Despite providing clear environmental and socio-economic co-benefits, including improved resource productivity, socio-environmental sustainability and higher economic competitiveness, implementation of the Brazilian Low Carbon Agriculture Plan is behind schedule (Köberle et al. 2016). Structural inefficiencies related to the allocation and distribution of resources need to be addressed to put the plan on track to meet its emissions reduction targets. Monitoring and verification are fundamental tools to guarantee the successful implementation of the plan.
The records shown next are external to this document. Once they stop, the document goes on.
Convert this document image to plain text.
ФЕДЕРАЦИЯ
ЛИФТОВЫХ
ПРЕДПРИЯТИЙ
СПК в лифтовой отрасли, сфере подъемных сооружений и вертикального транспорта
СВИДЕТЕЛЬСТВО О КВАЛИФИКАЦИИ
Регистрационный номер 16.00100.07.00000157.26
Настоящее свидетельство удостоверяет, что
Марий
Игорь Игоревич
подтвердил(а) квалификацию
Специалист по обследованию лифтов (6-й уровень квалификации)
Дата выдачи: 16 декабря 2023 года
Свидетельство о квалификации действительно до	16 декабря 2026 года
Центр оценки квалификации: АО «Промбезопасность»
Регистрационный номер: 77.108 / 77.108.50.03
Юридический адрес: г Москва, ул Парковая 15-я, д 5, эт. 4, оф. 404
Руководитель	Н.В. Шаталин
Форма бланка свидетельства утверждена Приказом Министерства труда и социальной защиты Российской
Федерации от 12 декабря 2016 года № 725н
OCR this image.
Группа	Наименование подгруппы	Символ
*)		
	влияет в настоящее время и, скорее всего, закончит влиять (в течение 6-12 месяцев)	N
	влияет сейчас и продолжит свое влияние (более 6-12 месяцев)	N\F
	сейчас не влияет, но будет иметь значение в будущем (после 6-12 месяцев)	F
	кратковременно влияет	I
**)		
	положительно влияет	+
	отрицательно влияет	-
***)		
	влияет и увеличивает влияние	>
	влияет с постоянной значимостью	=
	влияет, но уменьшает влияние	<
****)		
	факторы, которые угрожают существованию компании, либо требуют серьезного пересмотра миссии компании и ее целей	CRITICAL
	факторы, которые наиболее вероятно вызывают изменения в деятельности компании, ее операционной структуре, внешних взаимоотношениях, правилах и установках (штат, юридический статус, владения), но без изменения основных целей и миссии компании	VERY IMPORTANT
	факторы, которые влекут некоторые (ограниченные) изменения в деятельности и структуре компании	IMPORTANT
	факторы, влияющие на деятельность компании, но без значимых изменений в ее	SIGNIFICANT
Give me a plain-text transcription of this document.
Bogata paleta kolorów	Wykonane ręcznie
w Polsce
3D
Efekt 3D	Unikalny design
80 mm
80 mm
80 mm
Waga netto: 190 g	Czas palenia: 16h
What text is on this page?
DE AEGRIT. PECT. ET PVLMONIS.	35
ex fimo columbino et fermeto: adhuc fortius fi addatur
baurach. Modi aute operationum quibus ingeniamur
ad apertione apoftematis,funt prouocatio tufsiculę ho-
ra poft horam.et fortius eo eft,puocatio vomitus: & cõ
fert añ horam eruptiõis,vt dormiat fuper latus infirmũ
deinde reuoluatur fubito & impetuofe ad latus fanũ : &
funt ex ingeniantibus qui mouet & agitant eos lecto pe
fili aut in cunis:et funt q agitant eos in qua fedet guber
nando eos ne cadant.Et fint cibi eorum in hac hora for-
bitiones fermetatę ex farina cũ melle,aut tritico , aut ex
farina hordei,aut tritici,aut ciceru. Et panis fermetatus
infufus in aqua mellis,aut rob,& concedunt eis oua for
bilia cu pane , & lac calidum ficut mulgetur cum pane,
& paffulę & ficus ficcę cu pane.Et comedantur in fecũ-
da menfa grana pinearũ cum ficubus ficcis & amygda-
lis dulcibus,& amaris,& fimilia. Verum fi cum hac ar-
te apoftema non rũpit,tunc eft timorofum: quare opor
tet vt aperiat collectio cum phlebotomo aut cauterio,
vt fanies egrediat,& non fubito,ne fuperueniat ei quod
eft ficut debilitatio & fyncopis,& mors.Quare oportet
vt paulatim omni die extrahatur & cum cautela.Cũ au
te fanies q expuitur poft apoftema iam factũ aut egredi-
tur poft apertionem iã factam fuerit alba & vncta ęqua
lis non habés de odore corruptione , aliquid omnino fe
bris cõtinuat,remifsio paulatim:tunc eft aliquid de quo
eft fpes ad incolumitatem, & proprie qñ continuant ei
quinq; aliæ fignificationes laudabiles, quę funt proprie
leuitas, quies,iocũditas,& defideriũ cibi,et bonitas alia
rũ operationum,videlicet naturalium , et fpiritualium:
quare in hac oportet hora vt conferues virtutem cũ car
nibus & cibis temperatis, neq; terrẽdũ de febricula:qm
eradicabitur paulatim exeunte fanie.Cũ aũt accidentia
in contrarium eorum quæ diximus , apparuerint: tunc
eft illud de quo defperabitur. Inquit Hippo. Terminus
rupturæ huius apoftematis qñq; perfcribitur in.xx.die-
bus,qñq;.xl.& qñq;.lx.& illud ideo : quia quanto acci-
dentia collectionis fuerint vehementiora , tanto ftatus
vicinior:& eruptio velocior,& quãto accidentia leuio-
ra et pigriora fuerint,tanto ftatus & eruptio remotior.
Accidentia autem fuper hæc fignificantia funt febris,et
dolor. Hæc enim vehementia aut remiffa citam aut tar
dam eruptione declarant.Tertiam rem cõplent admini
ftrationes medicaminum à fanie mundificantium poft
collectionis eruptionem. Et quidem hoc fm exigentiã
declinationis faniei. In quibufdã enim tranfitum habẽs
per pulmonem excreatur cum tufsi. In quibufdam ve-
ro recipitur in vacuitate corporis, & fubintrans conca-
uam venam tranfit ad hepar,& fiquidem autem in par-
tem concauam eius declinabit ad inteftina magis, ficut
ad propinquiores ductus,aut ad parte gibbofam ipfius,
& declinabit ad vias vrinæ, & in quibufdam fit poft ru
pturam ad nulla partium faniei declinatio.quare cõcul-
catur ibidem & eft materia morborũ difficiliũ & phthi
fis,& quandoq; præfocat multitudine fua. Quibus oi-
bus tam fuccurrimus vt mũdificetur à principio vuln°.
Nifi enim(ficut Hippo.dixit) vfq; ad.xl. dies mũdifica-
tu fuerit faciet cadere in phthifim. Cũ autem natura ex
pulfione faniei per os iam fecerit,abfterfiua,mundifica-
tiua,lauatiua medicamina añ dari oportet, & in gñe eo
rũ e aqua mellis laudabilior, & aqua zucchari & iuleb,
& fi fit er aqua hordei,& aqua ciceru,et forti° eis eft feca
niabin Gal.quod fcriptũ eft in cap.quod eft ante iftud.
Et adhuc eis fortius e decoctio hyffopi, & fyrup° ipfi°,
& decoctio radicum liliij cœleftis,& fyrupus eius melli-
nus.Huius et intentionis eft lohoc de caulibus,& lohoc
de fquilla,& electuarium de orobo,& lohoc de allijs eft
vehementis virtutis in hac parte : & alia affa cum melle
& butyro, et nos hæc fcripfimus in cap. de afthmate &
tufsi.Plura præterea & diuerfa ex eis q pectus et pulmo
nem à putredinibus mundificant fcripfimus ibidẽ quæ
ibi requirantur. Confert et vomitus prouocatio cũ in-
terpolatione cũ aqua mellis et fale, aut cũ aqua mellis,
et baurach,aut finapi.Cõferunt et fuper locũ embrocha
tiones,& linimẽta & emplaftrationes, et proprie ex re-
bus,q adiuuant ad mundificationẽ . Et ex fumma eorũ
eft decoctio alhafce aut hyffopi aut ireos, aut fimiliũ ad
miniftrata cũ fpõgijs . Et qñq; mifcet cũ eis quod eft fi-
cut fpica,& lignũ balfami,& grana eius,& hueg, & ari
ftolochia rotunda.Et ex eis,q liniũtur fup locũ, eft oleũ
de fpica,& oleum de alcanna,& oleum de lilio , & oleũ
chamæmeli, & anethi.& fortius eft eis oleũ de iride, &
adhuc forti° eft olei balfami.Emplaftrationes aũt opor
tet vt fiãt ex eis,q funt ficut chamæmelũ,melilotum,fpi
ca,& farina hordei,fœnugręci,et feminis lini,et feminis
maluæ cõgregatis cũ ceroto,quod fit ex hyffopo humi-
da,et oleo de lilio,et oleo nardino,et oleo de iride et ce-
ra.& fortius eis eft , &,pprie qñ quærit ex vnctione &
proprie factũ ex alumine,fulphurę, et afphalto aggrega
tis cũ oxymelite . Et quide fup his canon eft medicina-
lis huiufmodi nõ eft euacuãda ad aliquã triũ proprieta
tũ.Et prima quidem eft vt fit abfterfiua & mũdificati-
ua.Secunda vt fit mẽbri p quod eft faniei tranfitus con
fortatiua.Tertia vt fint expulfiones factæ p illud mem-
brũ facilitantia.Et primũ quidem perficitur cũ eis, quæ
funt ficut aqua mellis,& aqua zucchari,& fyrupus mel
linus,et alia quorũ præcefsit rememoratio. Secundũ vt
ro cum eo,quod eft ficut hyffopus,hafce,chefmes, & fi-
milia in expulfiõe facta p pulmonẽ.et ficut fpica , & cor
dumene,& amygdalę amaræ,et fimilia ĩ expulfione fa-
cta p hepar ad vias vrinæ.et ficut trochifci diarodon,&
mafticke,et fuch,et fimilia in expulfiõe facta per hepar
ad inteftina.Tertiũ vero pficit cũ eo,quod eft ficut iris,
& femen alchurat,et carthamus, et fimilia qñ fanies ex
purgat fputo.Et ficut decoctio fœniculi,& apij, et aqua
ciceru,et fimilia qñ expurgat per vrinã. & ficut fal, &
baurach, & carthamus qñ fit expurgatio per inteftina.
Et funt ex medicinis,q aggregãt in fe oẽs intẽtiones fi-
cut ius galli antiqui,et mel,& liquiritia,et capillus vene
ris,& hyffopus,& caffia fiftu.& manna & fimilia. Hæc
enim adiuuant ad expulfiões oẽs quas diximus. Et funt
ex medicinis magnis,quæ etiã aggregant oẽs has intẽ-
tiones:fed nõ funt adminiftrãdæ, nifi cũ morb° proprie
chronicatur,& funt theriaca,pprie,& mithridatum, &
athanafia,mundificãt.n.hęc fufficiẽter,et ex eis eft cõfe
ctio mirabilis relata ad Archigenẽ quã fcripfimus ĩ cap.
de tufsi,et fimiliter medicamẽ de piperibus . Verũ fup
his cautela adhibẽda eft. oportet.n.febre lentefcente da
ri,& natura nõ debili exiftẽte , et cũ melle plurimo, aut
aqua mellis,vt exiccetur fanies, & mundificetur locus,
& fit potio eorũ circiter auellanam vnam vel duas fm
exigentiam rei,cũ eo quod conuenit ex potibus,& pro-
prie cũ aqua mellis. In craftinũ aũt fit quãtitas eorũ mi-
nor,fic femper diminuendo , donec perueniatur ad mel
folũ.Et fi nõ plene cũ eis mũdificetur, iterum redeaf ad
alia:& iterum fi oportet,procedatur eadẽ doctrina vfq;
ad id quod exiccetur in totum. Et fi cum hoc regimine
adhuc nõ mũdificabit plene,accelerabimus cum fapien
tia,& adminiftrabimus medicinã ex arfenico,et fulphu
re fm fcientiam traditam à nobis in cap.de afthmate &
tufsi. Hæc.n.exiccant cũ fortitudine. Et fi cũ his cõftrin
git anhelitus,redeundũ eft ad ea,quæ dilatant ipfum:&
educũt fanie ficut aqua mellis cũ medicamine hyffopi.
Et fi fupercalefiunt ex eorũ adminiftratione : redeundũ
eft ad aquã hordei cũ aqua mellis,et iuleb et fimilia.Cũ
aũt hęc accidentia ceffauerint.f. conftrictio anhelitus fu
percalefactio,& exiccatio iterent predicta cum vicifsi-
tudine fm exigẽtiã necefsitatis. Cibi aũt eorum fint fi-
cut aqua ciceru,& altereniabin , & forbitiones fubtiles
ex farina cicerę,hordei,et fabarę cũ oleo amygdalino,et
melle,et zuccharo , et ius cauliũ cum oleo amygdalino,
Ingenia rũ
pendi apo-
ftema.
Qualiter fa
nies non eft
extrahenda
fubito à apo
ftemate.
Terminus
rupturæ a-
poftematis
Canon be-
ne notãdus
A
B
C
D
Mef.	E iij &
Overall, historical data and projections show that South America is one of the regions of the world with the highest potential to increase crop and livestock production in the coming decades in a sustainable manner (Cohn et al. 2014), increasing food supply to more densely populated regions in Asia, Middle East and Europe. However, a great and coordinated effort is required from governments, industry, traders, scientists and the international community to improve planning, monitoring and innovation to guarantee sustainable intensification of its agricultural systems, contribution to GHG mitigation, and conservation of the surrounding environment (Negra et al. 2014; Curtis et al. 2018 and Lambin et al. 2018).
3 Integrated agroforestry systems are agricultural systems that strategically integrate two or more components among crops, livestock and forestry. The activities can be in consortium, succession or rotation in order to achieve overall synergy.